The Zoo (London) –Watching the Polar Bears. LL (Lévy et Fils). 1905. Photographic postcard. Courtesy of John Edwards, London

Forty years after Landseer studied London Zoo’s polar bears for his Arctic fantasy Man Proposes, God Disposes (also in this exhibition), this photograph reveals the truth of their living conditions. The stark concrete enclosure with its small pool and den had been built in 1844 and was used to house polar bears until 1910.  

This image is one of an extensive London Zoo series by the prolific French photographic postcard firm ‘LL’ (Lévy et Fils). It is a striking but strange composition, evidently more interested in the row of tourists seen from the back than the pair of young bears, ‘Sam’, a male (purchased 1903, shot at the Zoo in 1925 due to illness) and ‘Barbara’, a female (purchased 1904, died 1923), who are dimly glimpsed behind them. One bear is as far away from its onlookers as it can get, stretching up to sniff the air, trying to work out what is beyond its cage.  
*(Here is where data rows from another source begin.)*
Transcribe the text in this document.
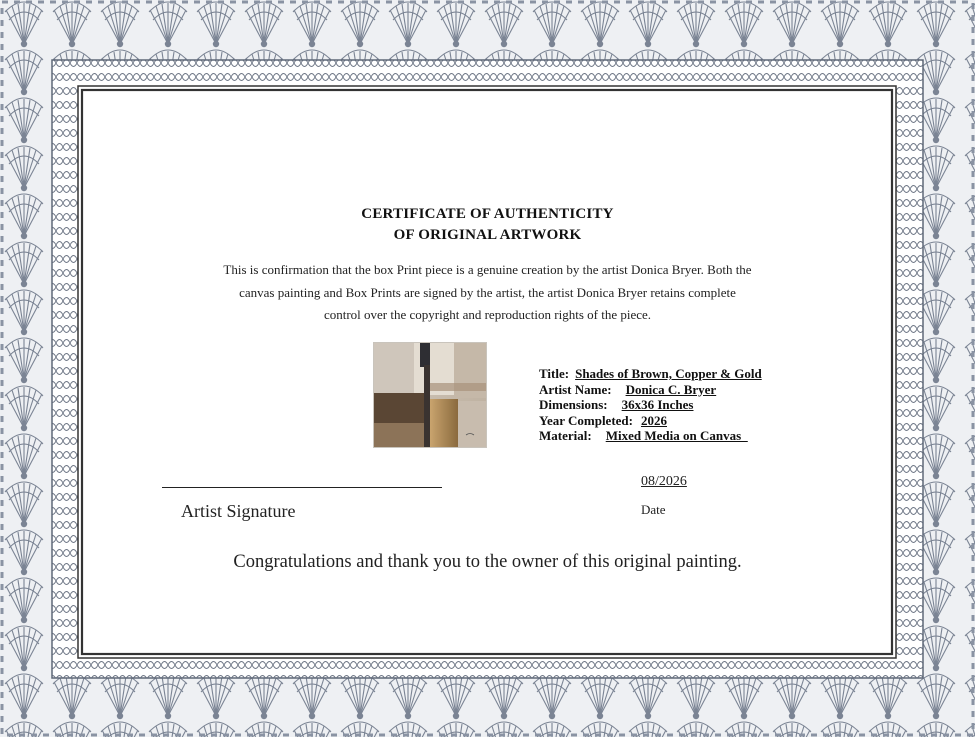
CERTIFICATE OF AUTHENTICITY
OF ORIGINAL ARTWORK
This is confirmation that the box Print piece is a genuine creation by the artist Donica Bryer. Both the
canvas painting and Box Prints are signed by the artist, the artist Donica Bryer retains complete
control over the copyright and reproduction rights of the piece.
Title: Shades of Brown, Copper & Gold
Artist Name: Donica C. Bryer
Dimensions: 36x36 Inches
Year Completed: 2026
Material: Mixed Media on Canvas_
Artist Signature
08/2026
Date
Congratulations and thank you to the owner of this original painting.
From 1900-25 at least 29 polar bears passed through the Zoo. Sam and Barbara, a breeding pair, were responsible for 13 of these, though, as with nearly all polar bears born in captivity in this period, none survived long. All the adults exhibited were born in the wild and captured as cubs. This was just a tiny part of the international polar bear trade. Astonishingly, in December 1909, the renowned German animal dealer Carl Hagenbeck brought 70 trained polar bears to perform at the London Hippodrome in The Arctic - a spectacle referencing the loss of the Franklin expedition.   

Seemingly a minor exhibit in Landseer’s day, by this time the polar bears in the Zoo had become public ‘favourites’. Barbara especially emerges as a compelling character, variously described as small, strong, vicious and untrainable, a ‘pet’ of the ladies and children when a cub, and a sensually powerful creature with ‘rippling muscles’ when grown. Like the bears studied by Landseer, however, Sam and Barbara were also famed for their restless pacing, and for their failure to raise their cubs. Both bears were slandered as ‘unnatural parents’ who neglected and sometimes ate their infants. This behaviour is common in unhappy captive animals, as some contemporaries recognised. Constance Pocock, the wife of the Zoo’s then superintendent, knew that many cubs died from exposure because Barbara would not remain in her den, and was unusually empathetic about her unhappiness at raising cubs in an ‘artificial environment’: ‘what [is] more likely than that she should obey a natural instinct[,] and try to carry the cubs with her in search of more congenial surroundings?’ 

That this postcard was considered an acceptable souvenir of the experience of ‘watching the polar bears’ tells us a great deal. Changing attitudes eventually sparked a desire to improve their housing, and in 1913 Sam and Barbara were installed as the star exhibit of the new Mappin Terraces, a concrete diorama designed to look like a natural landscape, but which, unsurprisingly, prioritised attractiveness to visitors over real benefits to animal health and happiness.